Forklift allows you to create both Ruby transformations and script transformations.

- It is up to the transport to define `exec_script`, and not all transports will support it.  Mysql can run `.sql` files, but there is not an equivalent for elasticsearch.
- `.exec` runs and logs exceptions, while `.exec!` will raise on an error.  For example, `destination.exec("./transformations/cleanup.rb")` will run cleanup.rb on the destination database.
- Script files are run as-is, but ruby transformations must define a `do!` method in their class and are passed `def do!(connection, forklift)`

```ruby
# Example transformation to count users
# count_users.rb

class CountUsers
  def do!(connection, forklift)
    forklift.logger.log "counting users"
    count = connection.count('users')
    forklift.logger.log "found #{count} users"
  end
end
```

## Options & Notes
- Thanks to [@rahilsondhi](https://github.com/rahilsondhi) from [InternMatch](http://www.internmatch.com/) for all his help
- email_options is a hash consumed by the [Pony mail gem](https://github.com/benprew/pony)
- Forklift's logger is [Lumberjack](https://github.com/bdurand/lumberjack) with a wrapper to also echo the log lines to stdout and save them to an array to be accessed later by the email system.
- The mysql connections hash will be passed directly to a [mysql2](https://github.com/brianmario/mysql2) connection.
- The elasticsearch connections hash will be passed directly to a [elasticsearch](https://github.com/elasticsearch/elasticsearch-ruby) connection.
- Your databases must exist.

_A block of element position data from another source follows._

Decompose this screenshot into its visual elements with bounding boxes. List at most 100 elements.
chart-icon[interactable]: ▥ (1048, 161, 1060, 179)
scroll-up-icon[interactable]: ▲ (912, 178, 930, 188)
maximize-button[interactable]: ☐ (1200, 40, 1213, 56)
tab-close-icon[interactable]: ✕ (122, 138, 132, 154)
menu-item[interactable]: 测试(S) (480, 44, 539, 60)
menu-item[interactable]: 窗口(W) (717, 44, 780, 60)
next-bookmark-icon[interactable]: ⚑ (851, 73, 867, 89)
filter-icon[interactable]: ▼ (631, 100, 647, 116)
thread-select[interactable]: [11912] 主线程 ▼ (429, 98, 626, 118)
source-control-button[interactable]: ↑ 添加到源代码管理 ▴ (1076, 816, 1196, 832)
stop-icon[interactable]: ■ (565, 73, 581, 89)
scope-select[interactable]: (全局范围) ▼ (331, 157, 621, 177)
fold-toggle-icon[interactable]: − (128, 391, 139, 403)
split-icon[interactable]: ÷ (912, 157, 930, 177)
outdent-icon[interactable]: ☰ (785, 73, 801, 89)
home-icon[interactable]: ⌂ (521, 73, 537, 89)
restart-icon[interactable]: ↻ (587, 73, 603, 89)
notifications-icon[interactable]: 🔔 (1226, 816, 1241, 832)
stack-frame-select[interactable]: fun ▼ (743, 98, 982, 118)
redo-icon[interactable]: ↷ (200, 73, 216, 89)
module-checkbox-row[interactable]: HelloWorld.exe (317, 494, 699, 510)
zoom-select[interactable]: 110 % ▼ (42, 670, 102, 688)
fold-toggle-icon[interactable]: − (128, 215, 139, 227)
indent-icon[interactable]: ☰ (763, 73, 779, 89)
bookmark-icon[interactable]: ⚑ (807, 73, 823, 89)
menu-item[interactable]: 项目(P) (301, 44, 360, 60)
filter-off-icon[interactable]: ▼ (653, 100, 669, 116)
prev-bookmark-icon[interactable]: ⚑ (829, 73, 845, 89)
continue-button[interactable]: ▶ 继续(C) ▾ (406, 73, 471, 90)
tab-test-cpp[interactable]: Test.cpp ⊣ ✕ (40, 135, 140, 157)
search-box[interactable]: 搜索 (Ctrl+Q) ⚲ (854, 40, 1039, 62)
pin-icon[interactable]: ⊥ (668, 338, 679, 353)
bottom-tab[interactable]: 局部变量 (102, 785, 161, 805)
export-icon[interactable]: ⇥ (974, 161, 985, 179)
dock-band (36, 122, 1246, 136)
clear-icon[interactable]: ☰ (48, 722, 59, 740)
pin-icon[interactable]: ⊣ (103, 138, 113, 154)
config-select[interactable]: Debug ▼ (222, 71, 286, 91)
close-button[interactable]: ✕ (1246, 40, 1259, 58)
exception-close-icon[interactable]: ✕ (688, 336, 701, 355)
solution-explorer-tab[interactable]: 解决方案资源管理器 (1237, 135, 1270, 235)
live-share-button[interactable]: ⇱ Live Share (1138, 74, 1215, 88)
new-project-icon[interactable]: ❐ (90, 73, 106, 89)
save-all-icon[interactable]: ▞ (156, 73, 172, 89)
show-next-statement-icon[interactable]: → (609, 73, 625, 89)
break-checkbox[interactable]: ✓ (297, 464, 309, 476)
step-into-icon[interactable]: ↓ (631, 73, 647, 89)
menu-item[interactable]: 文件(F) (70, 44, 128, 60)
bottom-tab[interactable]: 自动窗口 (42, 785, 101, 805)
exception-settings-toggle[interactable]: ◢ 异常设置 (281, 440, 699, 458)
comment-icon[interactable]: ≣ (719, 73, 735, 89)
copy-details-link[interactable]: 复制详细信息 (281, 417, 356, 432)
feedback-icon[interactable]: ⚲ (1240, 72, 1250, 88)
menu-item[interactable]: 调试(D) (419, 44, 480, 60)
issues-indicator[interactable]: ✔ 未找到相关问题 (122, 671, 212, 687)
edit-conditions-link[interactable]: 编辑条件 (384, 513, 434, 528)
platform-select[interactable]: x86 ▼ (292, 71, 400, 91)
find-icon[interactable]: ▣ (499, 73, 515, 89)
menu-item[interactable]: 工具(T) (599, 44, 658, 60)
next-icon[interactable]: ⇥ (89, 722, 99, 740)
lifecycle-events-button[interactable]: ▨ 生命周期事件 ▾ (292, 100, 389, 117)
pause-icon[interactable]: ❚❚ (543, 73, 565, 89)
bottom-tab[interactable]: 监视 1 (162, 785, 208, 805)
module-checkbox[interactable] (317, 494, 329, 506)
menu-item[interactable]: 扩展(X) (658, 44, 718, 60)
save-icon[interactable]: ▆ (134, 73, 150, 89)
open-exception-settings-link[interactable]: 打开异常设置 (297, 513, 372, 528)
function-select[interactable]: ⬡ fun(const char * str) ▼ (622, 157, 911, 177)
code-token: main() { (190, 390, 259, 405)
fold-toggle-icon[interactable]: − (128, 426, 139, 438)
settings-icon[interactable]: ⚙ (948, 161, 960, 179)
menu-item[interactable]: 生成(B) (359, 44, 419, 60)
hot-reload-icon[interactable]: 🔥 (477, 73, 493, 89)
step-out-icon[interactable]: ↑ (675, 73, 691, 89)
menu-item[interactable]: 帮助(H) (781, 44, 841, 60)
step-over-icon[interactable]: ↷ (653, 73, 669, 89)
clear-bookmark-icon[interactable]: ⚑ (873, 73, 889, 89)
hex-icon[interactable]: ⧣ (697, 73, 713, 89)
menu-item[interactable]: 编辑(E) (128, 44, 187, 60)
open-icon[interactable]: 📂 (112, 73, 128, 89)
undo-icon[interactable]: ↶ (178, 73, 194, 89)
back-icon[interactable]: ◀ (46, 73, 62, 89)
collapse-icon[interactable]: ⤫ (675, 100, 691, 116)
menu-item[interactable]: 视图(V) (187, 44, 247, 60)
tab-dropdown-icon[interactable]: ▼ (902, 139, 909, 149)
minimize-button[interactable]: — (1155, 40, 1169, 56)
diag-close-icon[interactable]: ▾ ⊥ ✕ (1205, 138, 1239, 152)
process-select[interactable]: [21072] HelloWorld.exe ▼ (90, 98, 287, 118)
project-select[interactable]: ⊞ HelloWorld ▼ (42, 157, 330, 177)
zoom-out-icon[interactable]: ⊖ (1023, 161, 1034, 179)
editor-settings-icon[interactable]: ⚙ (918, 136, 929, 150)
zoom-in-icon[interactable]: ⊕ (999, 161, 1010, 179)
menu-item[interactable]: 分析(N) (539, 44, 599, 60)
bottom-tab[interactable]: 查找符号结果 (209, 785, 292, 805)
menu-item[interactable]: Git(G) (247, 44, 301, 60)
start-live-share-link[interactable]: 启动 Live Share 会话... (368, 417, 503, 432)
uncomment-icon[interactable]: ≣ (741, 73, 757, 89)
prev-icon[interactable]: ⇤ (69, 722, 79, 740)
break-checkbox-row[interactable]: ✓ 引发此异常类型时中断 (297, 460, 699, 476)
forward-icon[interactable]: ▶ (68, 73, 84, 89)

Forklift will not create them for you.
- Ensure your databases have the right encoding (eg utf8) or you will get errors like `#<Mysql2::Error: Incorrect string value: '\xEF\xBF\xBDFal...' for column 'YOURCOLUMN’ at row 1>`
- If testing locally, mailcatcher (https://github.com/sj26/mailcatcher) is a helpful gem to test your email sending

## Contributing and Testing
To run this test suite, you will need access to both a mysql and elasticsearch database. Test configurations are saved in `/spec/config/connections`.